I created a website to help women find menopause resources.
Why?
Because my mother shared her menopause experience with me, and NO WOMAN should feel they have to endure something like this. EVERY WOMAN should feel empowered to do something about their symptoms and feel SUPPORTED and SEEN and HEARD.
Menopause is a HUGE DEAL that is too often dismissed. If anyone dismisses your menopause symptoms, they do not deserve your time or attention.
My mother is now 68. This is her story:
I was 45 years old when my periods ended. I was happy not to have periods anymore and I didn’t have any of the off and on spotting I had heard about. I just stopped and that was it. I didn’t realize at the time that menopause was happening. Being quite healthy, I didn’t have a doctor. So, in my busyness, I didn’t take time to go to a doctor. I felt fine physically, but emotionally I was feeling more upset and angrier about everything. About life. I didn’t know that menopause could affect those things.
When I went through menopause my life was a bit chaotic. It’s difficult for me to pinpoint what was happening to my body because of all the things that were taking my attention during that time. I was busy with the many things that 4 teenagers can bring into a mother’s life, but the biggest thing was that we were moving to a place I did not want to go. And I was doing most of the moving by myself. I felt like I was getting more and more depressed.

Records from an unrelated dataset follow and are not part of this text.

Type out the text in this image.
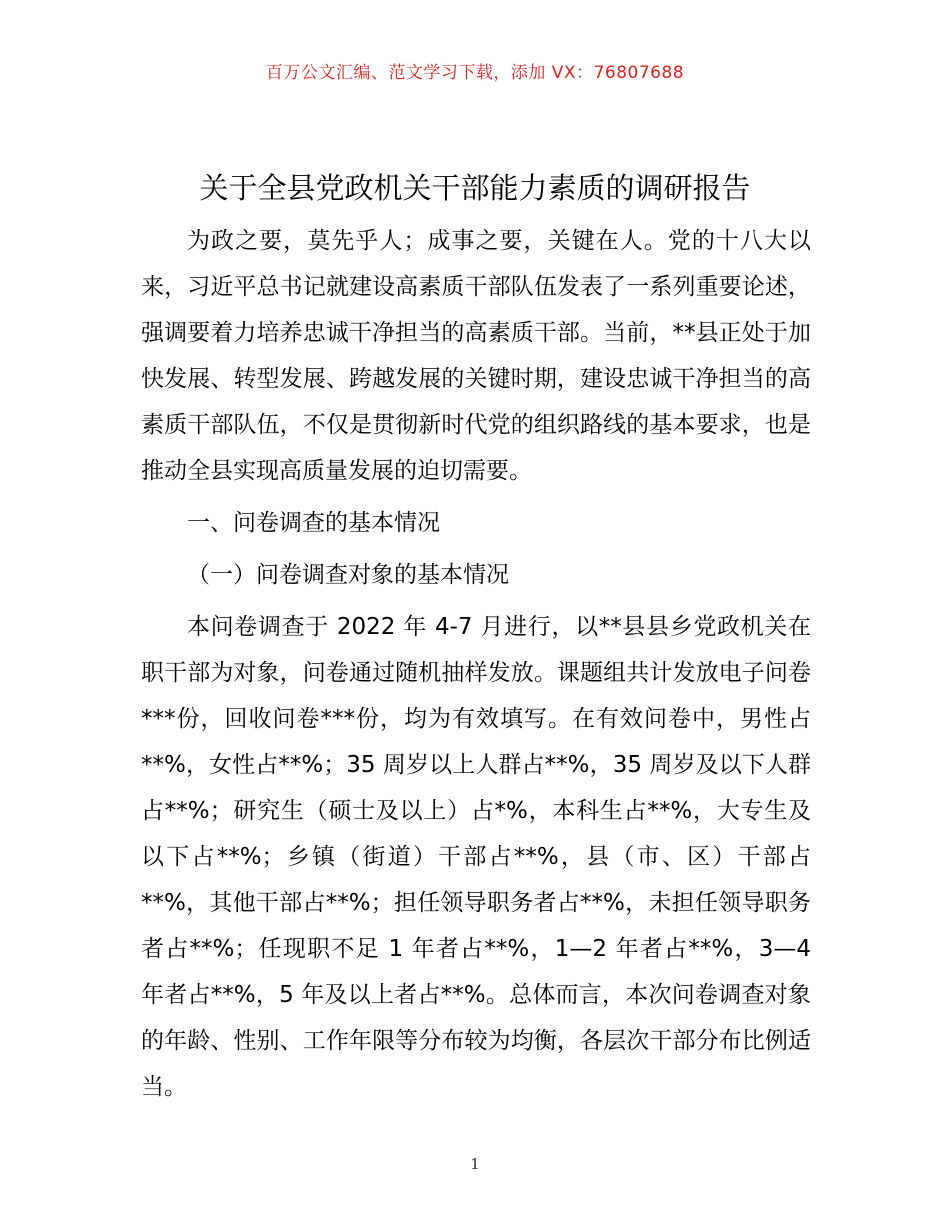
百万公文汇编、范文学习下载，添加 VX：76807688
关于全县党政机关干部能力素质的调研报告

为政之要，莫先乎人；成事之要，关键在人。党的十八大以来，习近平总书记就建设高素质干部队伍发表了一系列重要论述，强调要着力培养忠诚干净担当的高素质干部。当前，**县正处于加快发展、转型发展、跨越发展的关键时期，建设忠诚干净担当的高素质干部队伍，不仅是贯彻新时代党的组织路线的基本要求，也是推动全县实现高质量发展的迫切需要。

一、问卷调查的基本情况

（一）问卷调查对象的基本情况

本问卷调查于 2022 年 4-7 月进行，以**县县乡党政机关在职干部为对象，问卷通过随机抽样发放。课题组共计发放电子问卷***份，回收问卷***份，均为有效填写。在有效问卷中，男性占**%，女性占**%；35 周岁以上人群占**%，35 周岁及以下人群占**%；研究生（硕士及以上）占*%，本科生占**%，大专生及以下占**%；乡镇（街道）干部占**%，县（市、区）干部占**%，其他干部占**%；担任领导职务者占**%，未担任领导职务者占**%；任现职不足 1 年者占**%，1—2 年者占**%，3—4 年者占**%，5 年及以上者占**%。总体而言，本次问卷调查对象的年龄、性别、工作年限等分布较为均衡，各层次干部分布比例适当。

1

I had a long time habit of exercising every day, which I continued. I truly believe that exercising and having something consistent and in my control helped save me. The deep emotional trauma, however, sunk in hard and fast. I developed many bad habits over those years that have become nearly impossible to break.
I started having trouble sleeping, which I had never had before. I couldn’t get comfortable enough to sleep. I woke up in the mornings with a sore neck. I tried different pillows, different positions, sleeping on the floor, sleeping sitting up, taking Ibuprofen.
Nothing helped.
I struggled with that for many years. All my stress went straight to the back of my neck. My neck muscles got so tight I could barely turn my head from side to side. I was experiencing hot flashes, but they were not consistent. After a few years, I had hot flashes only once in a while and I just felt hot most of the time. I got acid indigestion (heartburn) that lasted about a year.
I was very moody. I felt I had no purpose in life. I also started having lots of dental problems. I have always had a healthy mouth and few problems. Suddenly I was having all kinds of problems leading to root canals, crowns, receding gums, and tooth extractions!
We were living in a small house next to a house that we were doing major remodeling on, the one we would eventually move into. My husband had his own business and was gone to work long hours every day. I worked hard all day every day on our house and property. I resented him. He loved it there and was gone all the time. I hated it there, but I was always there working like a man, building fence, taking care of all the animals, doing lots of the building on the house and most of the finish work, doing lots of the maintenance and repairs. I cried often while I worked. I wanted to be baking cookies for my grandchildren and sewing doll clothes and working in a garden.
When I went running, I would think about how unfair my life was. I would get angry and cry and think about leaving. Where would I go? My children would sometimes comment on how they thought my running along a highway was not a good idea, but I didn’t care. I didn’t care if I got hit by a car or anything. In fact, thoughts of accidents and suicide and divorce occupied my mind often. None of those things ever came to be, but the depressing thoughts were there for several years.
I often wondered if I should be taking something to help balance my hormones or something. I heard other women talk about menopause a little bit, but, sadly, I was uninformed about it and knew very little about what to expect and watch for. Had I known more I would have been more motivated to do something.
About a year after my periods stopped, I got very sick with a cold that turned into sinus infection, fever, coughing, congestion, an achy body, and sleepless nights. It lasted over a month! And the cough lasted for several months! I couldn’t believe I was so sick for that long. I had never been sick for that long. I was so depressed about everything. I believed that all the terrible things that happened to me and the way I felt were all my own fault. I hated myself every day. I would cry and beg God to make me a better person and a better wife and help me find happiness. I felt so miserable. Most of the time I just wanted to be alone. That was usually pretty easy because we lived far from town in the mountains. I had no one to talk with. I thought many times about finding a therapist, but I didn’t make it happen. I didn’t want anyone to know what a “basket case” I was. I tried to hide my feelings. I suffered alone. I know my family noticed a difference, but I think they thought I was just turning into a witch. Lots of people were afraid of me.
I regret not being better informed and not seeking help. The road is long and hard. I know now that perimenopause can begin years before your last period and that post menopause is the rest of your life. My mental state at the time and bad habits, like hating myself and telling myself I was no good for so many years, have scarred me for life. It has been 23 years since my last period. I finally jumped off the roller coaster I’d been living on and in the last 5 years I’ve been seeking the help I should have looked for long ago. I gained new hope. Prevention and attention should have been priorities. I could have saved myself much suffering. I hope my confessions help someone in some way, if only to motivate someone to get help managing menopause.